It’s in candy, cherries, and snack cakes, but FDA says the synthetic food dye Red 3 is too dangerous for lipstick. Now, California has passed AB418, a bill banning Red 3 and three other food additives; similar legislation is moving along in New York. Here’s what you should know.

With the passage of CA Assembly Bill 418, California is poised to become the first state in the country to protect consumers from four food additives—the food dye Red 3, potassium bromate, brominated vegetable oil (BVO), and propylparaben. These additives are linked to increased risk of cancer and reproductive issues. 

The same ingredients—plus titanium dioxide, which was also included in the original AB418 ban—are the target of New York Senate Bill S6055A, introduced by Sen. Brian Kavanagh (D-Lower Manhattan).  

AB418, if signed into law by Governor Gavin Newsom, will be in effect Jan. 1, 2027. At that point, selling foods containing the four newly banned ingredients in California will be illegal. The good news for manufacturers: The EU banned these ingredients for most food uses years ago, so companies with EU-approved versions of their products have already found a way to formulate without Red 3, BVO, propylparaben, and potassium bromate.

What is Red 3?

Red 3, also labeled Red Dye No. 3 or FD&C Red 3, is a synthetic food coloring. Red 3 is an especially unsafe additive—and regulators have known this for decades. Since the early 1980s, FDA had evidence that Red 3 caused cancer in laboratory animals. The National Toxicology Program considered the evidence “convincing.” As a result, in 1990, the agency banned the use of Red 3 in cosmetics and externally applied drugs, and said it would “take steps” to ban its use in foods, ingested drugs, and dietary supplements. More than thirty years later, those steps were never taken, and people are still consuming the dangerous dye. That’s why California and New York are making moves at the state level to protect consumers. 

Despite its FDA recognition as a carcinogen, Red 3 is lurking in hundreds of candies, cakes, and other foods. This includes common varieties of candy corn, Nerds, Peeps, Pez, and SweeTarts; dozens of seasonal Halloween items; and even in ostensibly healthy options, like fruit cocktails containing cherries. A search of Food Scores, a database maintained by the Environmental Working Group, generated 3,183 brand-name food products that contain Red 3—including hundreds of foods made by the country’s biggest food companies.
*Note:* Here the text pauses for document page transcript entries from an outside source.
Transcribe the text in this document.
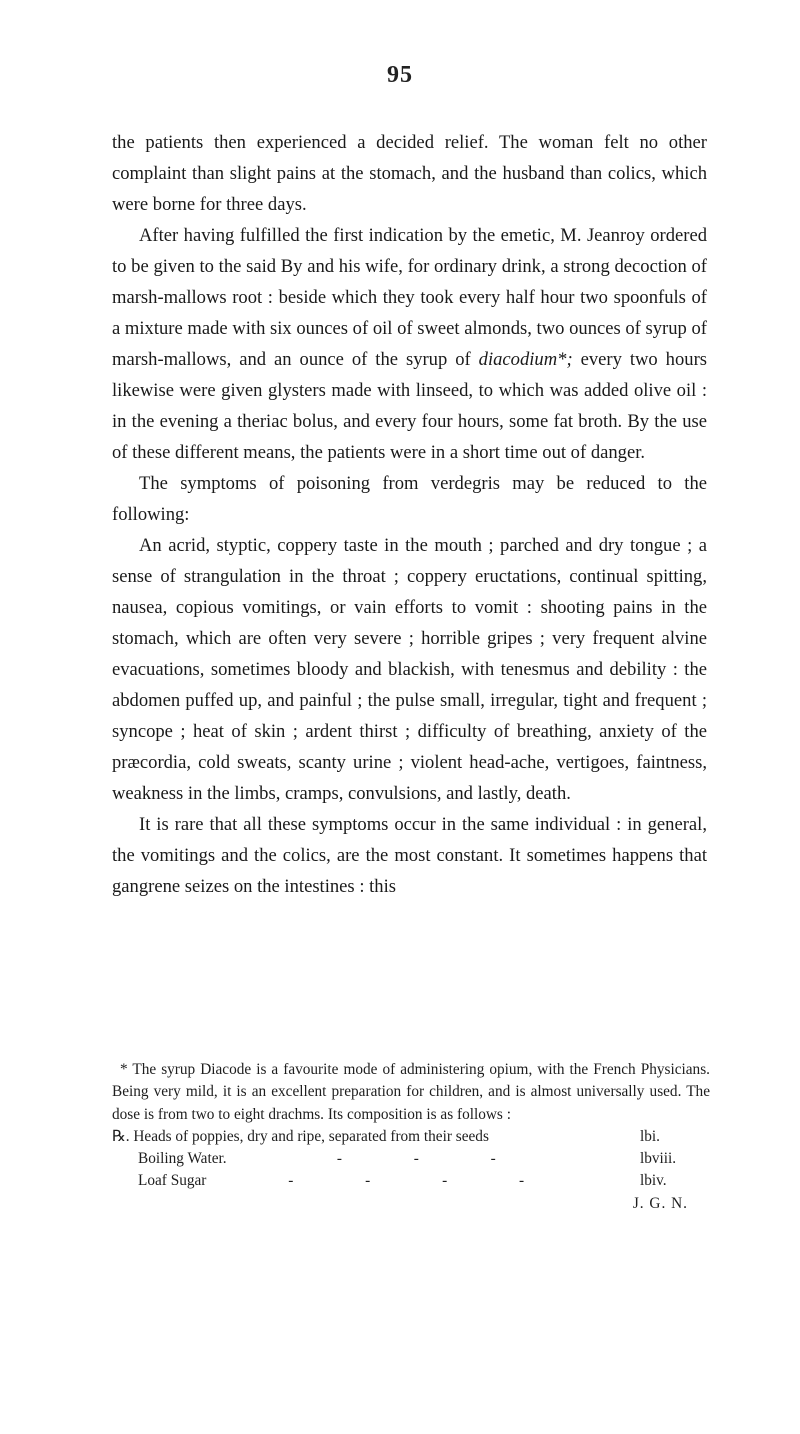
95

the patients then experienced a decided relief. The woman felt no other complaint than slight pains at the stomach, and the husband than colics, which were borne for three days.

After having fulfilled the first indication by the emetic, M. Jeanroy ordered to be given to the said By and his wife, for ordinary drink, a strong decoction of marsh-mallows root : beside which they took every half hour two spoonfuls of a mixture made with six ounces of oil of sweet almonds, two ounces of syrup of marsh-mallows, and an ounce of the syrup of diacodium*; every two hours likewise were given glysters made with linseed, to which was added olive oil : in the evening a theriac bolus, and every four hours, some fat broth. By the use of these different means, the patients were in a short time out of danger.

The symptoms of poisoning from verdegris may be reduced to the following:

An acrid, styptic, coppery taste in the mouth ; parched and dry tongue ; a sense of strangulation in the throat ; coppery eructations, continual spitting, nausea, copious vomitings, or vain efforts to vomit : shooting pains in the stomach, which are often very severe ; horrible gripes ; very frequent alvine evacuations, sometimes bloody and blackish, with tenesmus and debility : the abdomen puffed up, and painful ; the pulse small, irregular, tight and frequent ; syncope ; heat of skin ; ardent thirst ; difficulty of breathing, anxiety of the præcordia, cold sweats, scanty urine ; violent head-ache, vertigoes, faintness, weakness in the limbs, cramps, convulsions, and lastly, death.

It is rare that all these symptoms occur in the same individual : in general, the vomitings and the colics, are the most constant. It sometimes happens that gangrene seizes on the intestines : this

* The syrup Diacode is a favourite mode of administering opium, with the French Physicians. Being very mild, it is an excellent preparation for children, and is almost universally used. The dose is from two to eight drachms. Its composition is as follows :

℞. Heads of poppies, dry and ripe, separated from their seeds	lbi.
Boiling Water.	- - -	lbviii.
Loaf Sugar	- - - -	lbiv.
J. G. N.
CSPI and dangerous food additives

Earlier in 2023, CSPI petitioned FDA to make good on its promise to remove Red 3 from the list of permissible food dyes. Amendments to the nation’s food laws passed in 1958 and 1960 included a provision called the Delaney Clause, which prohibits the approval of any food additive if it is shown to cause cancer in people or animals. For that reason, the petition filed by CSPI and other groups and scientists says that the FDA is statutorily obligated to delist Red 3.

What you can do

CSPI recommends avoiding all synthetic food colorings, as well as titanium dioxide, which is potentially damaging to DNA and still legal for food uses in all 50 states. Many of these colorants, including Red 3, pose health risks to consumers. Read more about artificial food dyes and why we rank these as “Avoid” in our Chemical Cuisine database of food additives

What FDA can do

The time to ban Red 3 was 30 years ago, but the next best time is now. CSPI urges FDA to uphold its promise to protect American consumers from unnecessary health risks in our food—including carcinogenic ingredients that aren’t even legal for topical use.